On The Wisdom of the Cynic

By: Esmat Hanano, Spring 2019 Intern

The prevalence of social media in our everyday lives has led to a new type of financial services representative. For ease of reference, I’ve dubbed this new breed of financial services representative the “seize-your-moment representative,” or SYMR. Interesting name, right? Well that’s one of the main characteristics of these representatives: they pique your interest and arouse your natural sense of curiosity with an opportunity that begs you to “seize the moment!” Once they have your attention, it’s a full-court press to get you to sign up with them. Some other identifying features of SYMRs are a heavy reliance on social media to sell financial services and products, excessive use of inspirational quotes and memes, and dubious testimonials that claim to demonstrate the success awaiting anyone who joins their “downline.”

Now at this point, you might be thinking that this sounds like a multi-level marketing company or a pyramid scheme. And, you’d be right! SYMRs are usually involved with multi-level marketing financial services companies. Typically, they are more adept at creating social media posts fitting for your Instagram fitness model than for the complex world of financial products. Words and phrases like “self-starter,” “amazing opportunity,” “create WEALTH” and “passive residual income” dominate their social media posts as descriptors of the products and services that they sell. But, if you try to discern what they are actually selling or what services they might be able to provide, then good luck. Often, details about the exact nature of the services and products they offer are scant. So, how should retail investors deal with SYMRs? This is where the wisdom of the cynic is a useful example.
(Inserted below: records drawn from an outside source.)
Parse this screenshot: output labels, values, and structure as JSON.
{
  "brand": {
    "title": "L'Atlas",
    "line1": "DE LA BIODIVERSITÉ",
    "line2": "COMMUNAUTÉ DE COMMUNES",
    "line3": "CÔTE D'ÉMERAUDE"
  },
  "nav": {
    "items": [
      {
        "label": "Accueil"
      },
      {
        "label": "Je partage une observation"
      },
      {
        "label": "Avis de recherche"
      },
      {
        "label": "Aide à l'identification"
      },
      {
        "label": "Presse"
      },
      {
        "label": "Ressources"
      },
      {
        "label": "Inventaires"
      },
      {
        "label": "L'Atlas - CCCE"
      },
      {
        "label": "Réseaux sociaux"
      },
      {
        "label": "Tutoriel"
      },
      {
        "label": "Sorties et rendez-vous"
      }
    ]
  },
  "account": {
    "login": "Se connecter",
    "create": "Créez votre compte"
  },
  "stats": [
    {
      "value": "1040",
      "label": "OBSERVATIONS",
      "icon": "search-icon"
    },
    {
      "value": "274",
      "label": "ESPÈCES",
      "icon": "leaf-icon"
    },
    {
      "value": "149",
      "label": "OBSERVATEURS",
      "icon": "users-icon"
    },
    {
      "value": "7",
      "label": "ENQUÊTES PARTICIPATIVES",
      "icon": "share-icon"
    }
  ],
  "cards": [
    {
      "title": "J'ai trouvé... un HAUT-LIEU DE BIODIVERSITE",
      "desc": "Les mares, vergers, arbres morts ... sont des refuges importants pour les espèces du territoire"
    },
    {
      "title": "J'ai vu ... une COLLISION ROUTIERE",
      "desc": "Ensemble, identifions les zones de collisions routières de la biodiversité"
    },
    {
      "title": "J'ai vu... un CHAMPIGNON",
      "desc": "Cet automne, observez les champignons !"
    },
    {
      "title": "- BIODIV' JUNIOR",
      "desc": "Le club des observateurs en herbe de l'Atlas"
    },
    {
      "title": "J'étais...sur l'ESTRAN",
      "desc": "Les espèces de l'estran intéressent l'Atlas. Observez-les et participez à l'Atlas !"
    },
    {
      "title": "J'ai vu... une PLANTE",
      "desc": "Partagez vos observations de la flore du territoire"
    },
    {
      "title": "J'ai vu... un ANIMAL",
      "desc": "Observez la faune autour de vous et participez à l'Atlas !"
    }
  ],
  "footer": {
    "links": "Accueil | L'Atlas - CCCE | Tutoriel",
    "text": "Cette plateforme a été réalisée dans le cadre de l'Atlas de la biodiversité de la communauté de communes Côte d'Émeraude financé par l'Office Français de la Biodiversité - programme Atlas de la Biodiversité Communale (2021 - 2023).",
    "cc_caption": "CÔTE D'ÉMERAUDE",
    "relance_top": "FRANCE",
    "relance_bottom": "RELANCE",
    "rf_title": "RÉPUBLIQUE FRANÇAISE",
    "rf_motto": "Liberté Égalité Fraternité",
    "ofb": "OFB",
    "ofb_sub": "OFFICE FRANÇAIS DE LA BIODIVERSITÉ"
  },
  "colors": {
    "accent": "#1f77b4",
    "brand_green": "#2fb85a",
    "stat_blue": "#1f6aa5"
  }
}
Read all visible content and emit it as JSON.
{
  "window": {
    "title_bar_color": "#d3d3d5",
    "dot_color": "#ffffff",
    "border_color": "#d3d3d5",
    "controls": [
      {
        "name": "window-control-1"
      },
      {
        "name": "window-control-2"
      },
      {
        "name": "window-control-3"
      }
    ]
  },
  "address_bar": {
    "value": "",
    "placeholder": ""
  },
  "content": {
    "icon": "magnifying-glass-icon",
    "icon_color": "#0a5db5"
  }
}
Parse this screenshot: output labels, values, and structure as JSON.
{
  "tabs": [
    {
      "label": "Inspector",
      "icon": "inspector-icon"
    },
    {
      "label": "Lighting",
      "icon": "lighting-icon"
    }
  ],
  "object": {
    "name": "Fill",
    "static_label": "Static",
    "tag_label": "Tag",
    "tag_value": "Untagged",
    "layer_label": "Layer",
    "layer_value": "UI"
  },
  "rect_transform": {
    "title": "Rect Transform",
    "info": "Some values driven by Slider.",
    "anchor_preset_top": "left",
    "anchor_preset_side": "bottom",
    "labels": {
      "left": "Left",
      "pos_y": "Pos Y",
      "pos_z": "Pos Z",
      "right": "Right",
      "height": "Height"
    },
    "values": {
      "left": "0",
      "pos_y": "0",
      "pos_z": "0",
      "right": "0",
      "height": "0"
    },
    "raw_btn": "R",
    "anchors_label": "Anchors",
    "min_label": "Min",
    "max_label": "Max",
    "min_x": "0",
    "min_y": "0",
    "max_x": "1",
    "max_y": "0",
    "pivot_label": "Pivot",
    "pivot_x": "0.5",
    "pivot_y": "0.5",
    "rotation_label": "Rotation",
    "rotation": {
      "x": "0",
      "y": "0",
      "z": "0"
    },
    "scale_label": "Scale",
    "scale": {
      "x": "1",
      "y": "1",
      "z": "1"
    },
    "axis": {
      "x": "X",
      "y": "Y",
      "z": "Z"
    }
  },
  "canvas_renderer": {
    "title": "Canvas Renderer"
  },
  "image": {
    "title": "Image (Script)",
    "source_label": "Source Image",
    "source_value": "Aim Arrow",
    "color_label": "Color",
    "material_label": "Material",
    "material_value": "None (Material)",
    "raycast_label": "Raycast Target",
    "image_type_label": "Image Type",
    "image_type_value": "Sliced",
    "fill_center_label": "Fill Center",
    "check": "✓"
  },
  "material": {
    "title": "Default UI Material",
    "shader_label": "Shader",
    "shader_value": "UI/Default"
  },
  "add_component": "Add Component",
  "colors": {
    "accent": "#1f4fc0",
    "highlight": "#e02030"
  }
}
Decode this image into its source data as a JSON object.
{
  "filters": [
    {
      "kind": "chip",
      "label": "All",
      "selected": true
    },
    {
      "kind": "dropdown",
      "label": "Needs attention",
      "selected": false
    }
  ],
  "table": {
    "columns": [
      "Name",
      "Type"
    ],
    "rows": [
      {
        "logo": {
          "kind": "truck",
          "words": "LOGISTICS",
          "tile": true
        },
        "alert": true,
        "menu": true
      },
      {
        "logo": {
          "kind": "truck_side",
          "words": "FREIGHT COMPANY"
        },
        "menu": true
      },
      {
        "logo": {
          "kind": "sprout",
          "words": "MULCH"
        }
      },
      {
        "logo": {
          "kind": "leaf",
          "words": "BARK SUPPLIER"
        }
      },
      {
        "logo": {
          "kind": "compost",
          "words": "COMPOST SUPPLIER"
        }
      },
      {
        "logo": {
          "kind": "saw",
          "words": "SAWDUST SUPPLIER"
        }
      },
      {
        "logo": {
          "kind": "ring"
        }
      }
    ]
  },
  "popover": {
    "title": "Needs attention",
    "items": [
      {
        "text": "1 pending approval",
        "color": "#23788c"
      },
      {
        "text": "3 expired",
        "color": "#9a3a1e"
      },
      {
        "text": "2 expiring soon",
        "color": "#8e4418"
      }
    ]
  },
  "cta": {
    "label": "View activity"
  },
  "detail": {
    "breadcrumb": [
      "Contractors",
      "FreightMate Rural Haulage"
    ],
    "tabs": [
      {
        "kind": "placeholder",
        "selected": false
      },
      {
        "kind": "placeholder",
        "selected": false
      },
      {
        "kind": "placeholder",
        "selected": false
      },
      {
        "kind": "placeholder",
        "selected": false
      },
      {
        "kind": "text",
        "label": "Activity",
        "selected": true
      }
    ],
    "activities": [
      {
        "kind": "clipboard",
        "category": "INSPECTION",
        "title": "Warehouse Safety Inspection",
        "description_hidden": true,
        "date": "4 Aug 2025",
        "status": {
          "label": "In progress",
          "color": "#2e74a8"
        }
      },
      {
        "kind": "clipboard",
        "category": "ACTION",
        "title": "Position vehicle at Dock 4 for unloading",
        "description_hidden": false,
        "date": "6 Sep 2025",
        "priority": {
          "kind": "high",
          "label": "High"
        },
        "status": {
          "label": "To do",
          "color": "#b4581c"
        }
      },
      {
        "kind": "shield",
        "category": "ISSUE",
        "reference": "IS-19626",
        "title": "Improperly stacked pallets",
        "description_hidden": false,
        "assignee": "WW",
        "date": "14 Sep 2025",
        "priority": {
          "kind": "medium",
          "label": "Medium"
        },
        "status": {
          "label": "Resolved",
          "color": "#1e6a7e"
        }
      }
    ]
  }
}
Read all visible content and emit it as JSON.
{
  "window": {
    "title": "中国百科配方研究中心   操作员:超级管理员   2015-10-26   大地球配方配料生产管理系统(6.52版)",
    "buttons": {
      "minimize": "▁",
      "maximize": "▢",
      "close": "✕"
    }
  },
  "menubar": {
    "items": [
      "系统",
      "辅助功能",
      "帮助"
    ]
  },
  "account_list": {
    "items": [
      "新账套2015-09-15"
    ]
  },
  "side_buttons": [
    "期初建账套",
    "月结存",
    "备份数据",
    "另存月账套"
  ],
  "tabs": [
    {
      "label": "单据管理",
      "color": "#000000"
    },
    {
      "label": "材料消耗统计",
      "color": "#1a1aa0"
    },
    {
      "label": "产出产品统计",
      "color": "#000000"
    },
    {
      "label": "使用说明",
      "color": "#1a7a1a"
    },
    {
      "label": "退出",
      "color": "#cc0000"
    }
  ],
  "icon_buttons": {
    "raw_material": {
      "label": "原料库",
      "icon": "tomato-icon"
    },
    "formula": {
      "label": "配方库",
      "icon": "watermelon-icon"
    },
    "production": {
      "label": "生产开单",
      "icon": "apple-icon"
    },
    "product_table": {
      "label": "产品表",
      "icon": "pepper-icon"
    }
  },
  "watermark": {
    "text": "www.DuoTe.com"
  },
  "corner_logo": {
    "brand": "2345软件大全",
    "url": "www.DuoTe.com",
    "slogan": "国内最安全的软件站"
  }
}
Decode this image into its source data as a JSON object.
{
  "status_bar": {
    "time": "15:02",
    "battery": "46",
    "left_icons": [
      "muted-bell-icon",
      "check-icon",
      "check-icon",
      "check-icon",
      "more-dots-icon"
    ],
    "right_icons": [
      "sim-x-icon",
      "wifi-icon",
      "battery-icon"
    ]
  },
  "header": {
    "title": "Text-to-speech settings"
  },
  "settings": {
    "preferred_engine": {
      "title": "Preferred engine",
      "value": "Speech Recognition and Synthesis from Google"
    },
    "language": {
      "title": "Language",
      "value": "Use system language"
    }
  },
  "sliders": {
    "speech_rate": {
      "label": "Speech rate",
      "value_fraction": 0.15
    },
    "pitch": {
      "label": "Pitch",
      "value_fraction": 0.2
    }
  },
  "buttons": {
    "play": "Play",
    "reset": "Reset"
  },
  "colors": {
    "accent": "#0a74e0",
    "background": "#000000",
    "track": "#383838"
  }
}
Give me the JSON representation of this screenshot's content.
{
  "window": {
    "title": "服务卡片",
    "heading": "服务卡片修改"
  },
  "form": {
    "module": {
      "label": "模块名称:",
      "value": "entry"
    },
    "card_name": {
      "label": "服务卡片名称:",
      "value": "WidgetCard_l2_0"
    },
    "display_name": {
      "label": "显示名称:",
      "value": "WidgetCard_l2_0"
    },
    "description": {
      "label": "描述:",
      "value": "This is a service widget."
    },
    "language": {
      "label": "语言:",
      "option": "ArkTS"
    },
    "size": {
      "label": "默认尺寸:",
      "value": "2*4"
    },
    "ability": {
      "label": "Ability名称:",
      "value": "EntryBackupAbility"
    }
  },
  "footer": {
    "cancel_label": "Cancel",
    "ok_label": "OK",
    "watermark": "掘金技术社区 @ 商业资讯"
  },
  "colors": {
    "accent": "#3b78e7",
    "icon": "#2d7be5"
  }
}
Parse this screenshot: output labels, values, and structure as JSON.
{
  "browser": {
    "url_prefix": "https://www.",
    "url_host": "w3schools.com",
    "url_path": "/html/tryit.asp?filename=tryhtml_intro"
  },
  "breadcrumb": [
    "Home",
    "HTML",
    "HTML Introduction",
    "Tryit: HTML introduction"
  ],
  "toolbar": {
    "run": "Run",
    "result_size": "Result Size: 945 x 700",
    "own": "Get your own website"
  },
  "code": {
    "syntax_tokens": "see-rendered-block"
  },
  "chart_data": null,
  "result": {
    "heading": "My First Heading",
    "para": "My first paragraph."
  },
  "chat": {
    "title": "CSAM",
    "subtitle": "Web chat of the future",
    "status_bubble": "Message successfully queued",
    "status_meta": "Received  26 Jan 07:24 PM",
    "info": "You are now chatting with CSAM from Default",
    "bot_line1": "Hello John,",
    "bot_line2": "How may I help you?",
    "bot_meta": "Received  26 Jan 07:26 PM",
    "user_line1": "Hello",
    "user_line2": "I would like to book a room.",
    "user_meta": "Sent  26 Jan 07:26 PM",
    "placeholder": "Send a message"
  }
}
The popular notion of cynicism is far removed from its origins as a Hellenistic philosophy. Although there were a number of characteristics of cynicism, the one that is important for our purposes is the cynics’ focus on a rejection of all convention. Today, this characteristic is understood as realistic criticism or a hyper-pragmatic outlook on ideas. It is this aspect of cynicism that is useful when dealing with SYMRs. The best way to understand the nature of what a SYMR is selling is to be cynical. Retail investors should ask questions, voice concerns, probe hypothetical situations, and push a SYMR to provide enough details that can be verified independently afterwards. Retail investors should not worry about whether they are being too pushy or even coming off as rude—the value of your time and money is more important than defying normal social conventions. Unfortunately, the rise in social media allows SYMRs to circumvent more traditional vetting of their products by potential investors. That is why it is important for retail investors to be particularly careful when dealing with sales pitches. To be clear, not all multi-level marketing companies are out to defraud their customers. However, retail investors must bring a healthy dose of cynicism to interactions with anyone offering an investment.